Wednesday, 30 August 2017

Australian tax law Custom Essay

Australian tax law Custom Essay
Michael and Sophie are a married couple with no children. Michael runs a successful menswear store while Sophie works full-time as a financial planner. In June 2011, Michael receives an offer to buy the menswear store. Michael has long desired to return to university to study and he accepts the offer and sells the business on 1 July 2011. Michael and Sophie move to Armidale in July 2011 and in July 2012, they come to you as their accountant seeking advice for their 2012 tax return. They provide the following information.
Michael operated the menswear store as a sole trader in his own name and owned the land and building in which the menswear store was located in his own name. Michael purchased the building and land on 1 September 2003 for $315,000 and established the menswear store as soon as he took ownership of the property. For the year ending June 2011, the business turnover was $850,000. While he owned the building, Michael claimed $36,375 in capital works deductions and fittings and fixtures in the shop had an adjustable value of $75,000 at 30 June 2011. The business sale price was $900,000 and this was made up of good will $50,000, trading stock $320,000, fittings and fixtures $80,000, shop and land $450,000. Sophie decided to take a break from working as a financial planner and from July 2011, she started to trade shares on the share market, using some of the proceeds of the business sale. She set up an office at home and each weekday she researched possible share sales and purchases on the internet and in various financial newspapers and magazines. Her aim was to buy shares when the price was depressed and sell when the price is inflated and make a quick profit. At 30 June 2012 Sophie has $200,000 from the business sale, plus $100,000 of borrowed funds that she has
used to purchase shares. During the period 1 July 2011 to 30 June 2012, Sophie purchased 30 shares and sold 27 shares. Her total proceeds from the sale of shares is $1.5m. Share purchases for the period were $1.45m and Sophie spent $5000 on interest on the loan for share purchases, $1200 on internet and other subscriptions and $1500 in phone and office expenses.

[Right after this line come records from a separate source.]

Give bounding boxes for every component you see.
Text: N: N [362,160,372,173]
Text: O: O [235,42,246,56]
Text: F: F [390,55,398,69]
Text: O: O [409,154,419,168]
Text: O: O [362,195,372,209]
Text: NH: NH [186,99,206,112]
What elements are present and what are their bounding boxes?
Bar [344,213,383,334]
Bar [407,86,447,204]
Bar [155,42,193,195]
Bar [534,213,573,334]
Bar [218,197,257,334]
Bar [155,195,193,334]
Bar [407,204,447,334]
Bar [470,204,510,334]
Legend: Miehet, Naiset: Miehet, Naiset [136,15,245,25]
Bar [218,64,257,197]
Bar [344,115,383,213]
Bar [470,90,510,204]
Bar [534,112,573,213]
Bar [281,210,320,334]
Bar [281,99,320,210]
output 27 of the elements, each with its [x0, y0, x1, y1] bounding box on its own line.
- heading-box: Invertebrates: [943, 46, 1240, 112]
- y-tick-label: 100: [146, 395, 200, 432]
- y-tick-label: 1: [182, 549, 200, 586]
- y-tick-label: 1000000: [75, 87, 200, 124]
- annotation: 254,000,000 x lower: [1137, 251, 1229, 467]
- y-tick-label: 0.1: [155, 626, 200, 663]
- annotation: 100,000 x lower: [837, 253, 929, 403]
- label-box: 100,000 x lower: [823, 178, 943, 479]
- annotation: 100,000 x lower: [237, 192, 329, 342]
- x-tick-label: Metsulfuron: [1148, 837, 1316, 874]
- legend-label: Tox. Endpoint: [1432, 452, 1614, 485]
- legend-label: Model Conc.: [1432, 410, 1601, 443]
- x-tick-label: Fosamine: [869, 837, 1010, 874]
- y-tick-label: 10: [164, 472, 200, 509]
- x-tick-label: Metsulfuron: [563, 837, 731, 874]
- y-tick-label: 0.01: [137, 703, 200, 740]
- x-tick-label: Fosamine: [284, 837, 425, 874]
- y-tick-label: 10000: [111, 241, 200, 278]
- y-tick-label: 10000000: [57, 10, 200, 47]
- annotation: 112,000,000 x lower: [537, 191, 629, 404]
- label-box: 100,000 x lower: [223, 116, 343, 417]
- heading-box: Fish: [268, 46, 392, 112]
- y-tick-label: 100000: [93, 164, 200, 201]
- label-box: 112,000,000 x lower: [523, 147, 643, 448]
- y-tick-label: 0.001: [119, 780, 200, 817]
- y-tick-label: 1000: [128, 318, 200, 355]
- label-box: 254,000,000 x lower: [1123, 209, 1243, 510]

Michael and Sophie sold their home in Adelaide on 20 July 2011 for $755,000. They had owned it since 1 August 1995 when they purchased it for $478,000. Sophie and Michael lived in the house from the time they purchased it until 1 December 2001 when Sophie was transferred overseas for her job. While they were away, the house was rented out to tenants through a real estate agency. On returning from overseas on 1 September 2003, Sophie and Michael moved back into the house where they lived until it was sold.
Michael and Sophie are both aged 42 at 1 July 2012 and have no other assets or liabilities other than those discussed.
With reference to legal authority, advise Michael and Sophie on the tax consequences of the sale of the menswear store, Sophie’s share trading activities and the sale of the house in Adelaide.
Michael and Sophie do not require advice on Fringe Benefits Tax, Tax Accounting, Partnerships, Trusts, Corporations, Small Business Entities,
Special Taxpayers, Goods and Services Tax, Tax Avoidance, Tax Administration or International Aspects.